Age tendre et Tête de rat

Je vais sûrement vous surprendre. Moi Toégui, je ne connais aucun Tête de rat. Ni aucun Queue de lion. Ni à Simonville ni nulle part ailleurs au Faso. Mais je sais très bien ce que c’est qu’un Tête de rat et un Queue de lion. Caréca nous avait dit effectivement à quoi ressemblaient ces deux espèces de la faune politique de Simon-City. C’était bien avant les warba–warba dance des bidasses de l’Est. Vous ne savez pas où se trouve l’Est ? Vous aussi ! L’Est c’est là où le soleil se lève. A ne pas confondre avec là où le chien est mort. C’est Razougou, mon dawa à tout faire qui aime à parler ainsi lorsqu’il veut me faire comprendre qu’un quartier de Simonville est très loin de chez moi, à ‘’14 yaar’’. Pour parler de Pissy derrière les rails, il dit : «Patron c’est loin loin loin, c’est là où le chien est mort».

 

Donc, c’était il y a longtemps, bien avant le bang bang warba de l’Orient. (bien dit hein ?).
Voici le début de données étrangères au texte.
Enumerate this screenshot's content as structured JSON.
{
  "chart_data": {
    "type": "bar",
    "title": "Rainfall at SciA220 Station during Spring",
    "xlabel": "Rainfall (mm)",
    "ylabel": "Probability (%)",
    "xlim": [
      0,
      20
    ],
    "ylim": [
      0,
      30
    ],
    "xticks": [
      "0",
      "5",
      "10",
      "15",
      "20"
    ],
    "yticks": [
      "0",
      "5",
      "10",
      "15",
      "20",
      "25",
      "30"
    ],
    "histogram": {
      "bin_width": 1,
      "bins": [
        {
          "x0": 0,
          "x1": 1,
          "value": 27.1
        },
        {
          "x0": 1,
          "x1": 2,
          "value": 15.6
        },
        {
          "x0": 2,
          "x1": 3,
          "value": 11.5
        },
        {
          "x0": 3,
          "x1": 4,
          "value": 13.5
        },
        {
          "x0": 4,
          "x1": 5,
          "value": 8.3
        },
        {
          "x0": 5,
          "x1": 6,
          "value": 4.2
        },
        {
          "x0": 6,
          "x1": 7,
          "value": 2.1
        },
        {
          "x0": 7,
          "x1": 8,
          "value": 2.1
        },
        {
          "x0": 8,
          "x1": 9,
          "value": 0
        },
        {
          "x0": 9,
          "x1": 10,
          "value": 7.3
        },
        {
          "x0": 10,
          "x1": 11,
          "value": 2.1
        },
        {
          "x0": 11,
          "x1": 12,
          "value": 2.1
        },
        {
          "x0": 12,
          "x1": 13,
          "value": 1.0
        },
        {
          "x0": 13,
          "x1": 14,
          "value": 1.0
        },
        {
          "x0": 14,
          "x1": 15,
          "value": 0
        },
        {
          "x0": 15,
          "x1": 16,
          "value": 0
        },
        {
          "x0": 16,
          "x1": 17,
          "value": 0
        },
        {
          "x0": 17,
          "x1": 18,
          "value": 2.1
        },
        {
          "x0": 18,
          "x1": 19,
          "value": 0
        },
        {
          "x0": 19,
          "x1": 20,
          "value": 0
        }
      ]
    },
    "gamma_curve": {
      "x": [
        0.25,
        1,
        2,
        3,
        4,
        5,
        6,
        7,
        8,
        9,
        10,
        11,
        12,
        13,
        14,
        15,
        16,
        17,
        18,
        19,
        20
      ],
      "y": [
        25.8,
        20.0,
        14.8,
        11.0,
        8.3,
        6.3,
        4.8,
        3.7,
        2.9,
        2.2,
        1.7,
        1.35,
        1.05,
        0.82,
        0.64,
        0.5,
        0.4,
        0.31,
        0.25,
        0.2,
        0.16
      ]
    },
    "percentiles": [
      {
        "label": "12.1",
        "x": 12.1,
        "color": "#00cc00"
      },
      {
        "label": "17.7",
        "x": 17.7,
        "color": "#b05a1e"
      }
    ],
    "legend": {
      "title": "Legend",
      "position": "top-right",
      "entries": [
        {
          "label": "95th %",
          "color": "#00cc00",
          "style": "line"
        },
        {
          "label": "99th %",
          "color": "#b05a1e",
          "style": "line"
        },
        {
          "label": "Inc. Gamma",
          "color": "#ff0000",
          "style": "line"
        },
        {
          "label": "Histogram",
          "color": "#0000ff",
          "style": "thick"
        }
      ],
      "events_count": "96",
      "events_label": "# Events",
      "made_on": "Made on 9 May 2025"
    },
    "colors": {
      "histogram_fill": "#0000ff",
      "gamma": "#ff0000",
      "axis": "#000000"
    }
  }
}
Caréca avait expliqué qu’un Tête de rat ou un Queue de lion c’est le Président-Directeur-Général-Fondateur (PDGF) d’un parti politique dont l’ambition est de bouter Blaise Compaoré hors de Kosyam. L‘un ou l’autre se déplace dans les rues de Simonville avec en main une mallette tenant lieu de siège. Ils présentent les caractéristiques des partis qui tiennent leur congrès dans une cabine téléphonique. De tels partis existent-ils réellement ? Je n’en sais rien. Mais s’ils existent, c’est qu’ils se complaisent dans leur situation en ne mettant pas leur génie créateur en branle pour être dans le peloton des partis-leader. En quoi faisant ? En mettant précisément en branle leur génie créateur comme le font les partis-leader. Un parti politique ne doit pas rester à ne rien faire, attendant que les électeurs viennent à lui. Non, en politique comme en économie ou en matière commerciale, il faut innover. C’est ce que vient de faire l’ADF/RDA en initiant les Universités d’été. Comme les Universités d’été du Parti Socialiste Français, de l’UMP, du Front National, et du Modem qui a clos ses portes avant-hier Dimanche.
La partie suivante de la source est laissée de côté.